A notice to stockbroking firms by then Head, Broker-Dealer Regulation, NSE, Olufemi Shobanjo, recalled a circular dated October 27, 2014, referenced: BDR/CIR/GOI/10/14, on VAT exemption on commissions on stock transactions order.
This was granted by then Coordinating Minister for the Economy and Minister of Finance, Ngozi Okonjo-Iweala in 2014, as published in the Government’s Official Gazette No. 95, Vol. 101 issued on July 30, 2014.
Against this backdrop, Uwaleke said: “There is no doubt that transactions cost in our market is quite high relative to many other countries. The issue of non-competitive pricing in the Nigerian capital market has always been there.
“In terms of transactions costs, it is relatively cheaper in jurisdictions like India and Malaysia and ditto for the cost of primary and secondary issues processes.
“Regulatory charges are comparatively high and the situation is not helped by the high interest rate environment in Nigeria with MPR as high as 13.5 per cent, whereas it is single digit in these other countries including, South Africa.

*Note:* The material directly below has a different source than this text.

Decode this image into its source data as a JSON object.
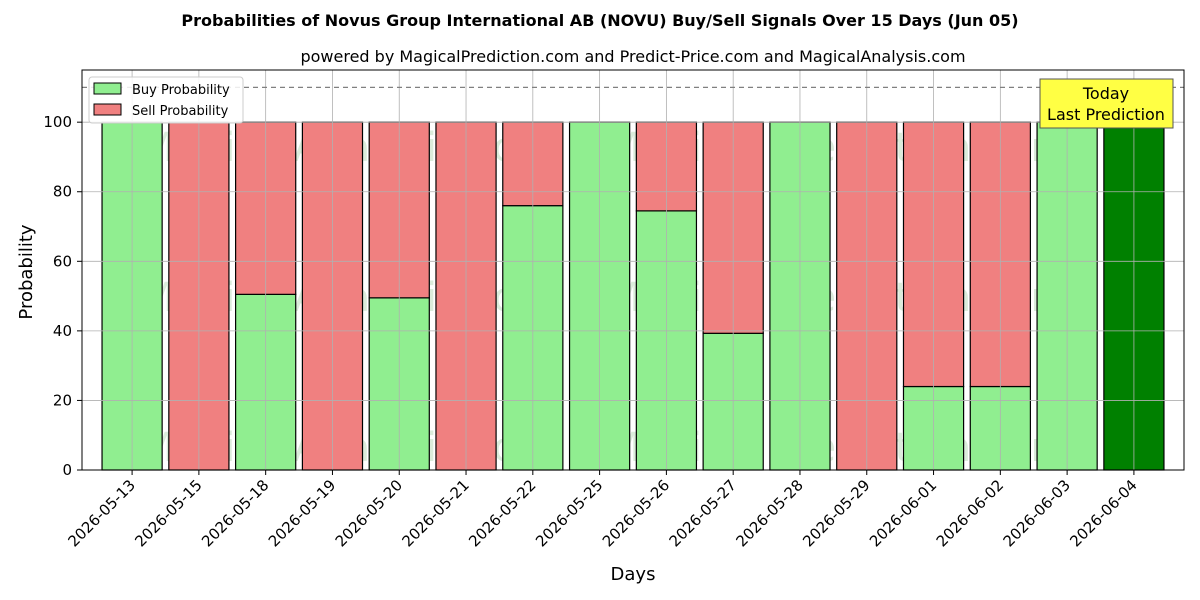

“The government can help in this direction by once again removing VAT and Stamp Duties on capital market transactions, which was reinstated some months ago,” he added.

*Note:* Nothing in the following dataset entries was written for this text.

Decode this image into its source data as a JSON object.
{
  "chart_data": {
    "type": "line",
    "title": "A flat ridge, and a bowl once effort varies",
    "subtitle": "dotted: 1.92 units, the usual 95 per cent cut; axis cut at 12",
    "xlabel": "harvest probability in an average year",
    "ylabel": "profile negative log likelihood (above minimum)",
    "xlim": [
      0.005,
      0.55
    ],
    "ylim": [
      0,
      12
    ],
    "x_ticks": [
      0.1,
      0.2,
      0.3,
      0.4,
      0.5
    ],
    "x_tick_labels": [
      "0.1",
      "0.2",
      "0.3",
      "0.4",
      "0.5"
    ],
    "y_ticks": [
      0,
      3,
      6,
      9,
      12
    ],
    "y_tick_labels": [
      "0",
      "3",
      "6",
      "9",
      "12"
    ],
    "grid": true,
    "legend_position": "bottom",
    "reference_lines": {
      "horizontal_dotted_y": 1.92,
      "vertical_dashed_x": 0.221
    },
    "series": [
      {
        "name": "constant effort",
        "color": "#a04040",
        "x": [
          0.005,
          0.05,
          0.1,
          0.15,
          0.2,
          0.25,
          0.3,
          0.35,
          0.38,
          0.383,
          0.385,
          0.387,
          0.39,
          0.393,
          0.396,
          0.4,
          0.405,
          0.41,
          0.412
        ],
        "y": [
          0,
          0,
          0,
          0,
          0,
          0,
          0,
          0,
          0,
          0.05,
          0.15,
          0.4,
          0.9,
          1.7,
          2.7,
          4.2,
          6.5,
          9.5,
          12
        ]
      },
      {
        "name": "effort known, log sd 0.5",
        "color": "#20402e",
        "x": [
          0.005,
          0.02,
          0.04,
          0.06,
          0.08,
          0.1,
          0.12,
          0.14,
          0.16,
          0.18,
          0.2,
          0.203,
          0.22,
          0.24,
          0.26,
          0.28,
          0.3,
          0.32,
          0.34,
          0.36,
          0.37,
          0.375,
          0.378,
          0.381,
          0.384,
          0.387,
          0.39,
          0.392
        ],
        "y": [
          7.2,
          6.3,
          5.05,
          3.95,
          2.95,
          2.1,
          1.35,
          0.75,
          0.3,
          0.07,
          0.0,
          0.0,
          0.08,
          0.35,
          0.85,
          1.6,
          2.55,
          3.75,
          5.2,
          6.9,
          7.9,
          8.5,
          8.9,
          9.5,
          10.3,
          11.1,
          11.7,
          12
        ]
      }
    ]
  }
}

In regards to investors, whose companies were delisted, Uwaleke said: “The fact remains that investment in the capital market like every other investment, involves risk and every investor should be made to realise that.
“Having said that, such investors can benefit from the IPF put in place by the regulatory authorities. I also think the size of the fund should be increased from the current level of N5billion as doing so, will help boost investor confidence in the capital market.”
The President, Ibadan Zone Shareholders Association, Eric Akinduro, said: “Government must reconsider its stance on VAT to encourage local investors, who are already bowing to sell pressure due to the poor state of the economy and low purchasing power.
“Also, the market is saturated with various taxes and commissions on transactions; therefore, including VAT will further send a wrong signal to investors and discourage them from investing in the market.
“Recent statistics showed that the returns on investment and capital appreciation have reduced drastically and in view of this, and on behalf of the entire members of the Ibadan Zone Shareholders Association, we hereby request that the Federal Government should extend the VAT exemption pending the time the economy recovers.”
The Managing Director, Highcap Securities Limited, David Adonri, said the elimination of VAT in 2014, was a deliberate action to reduce the high cost of transaction in the market, which was one of the major disincentives to investment.
He recalled that when government took the action, the capital market was already showing signs of fragility arising from economy-wide distress as witnessed presently, saying the return of VAT and contract stamp will put equities at a competitive disadvantage.
He added: “For the equities market to flourish and contribute meaningfully to capital formation, withholding tax, VAT, and contract stamp should be abolished from the capital market, Nigeria should stop subsidising consumption, and also stop penalising investment through counter-productive taxation.”
The Chief Research Officer, Investdata Consulting, Ambrose Omodion, said the restoration of VAT on all transactions will discourage investors’ participation in the market. He described the move as multiple taxes, considering the withholding tax on dividend being collected by government, and other charges paid to regulators, and instead called for policies that will spur market activities and resuscitate the economy.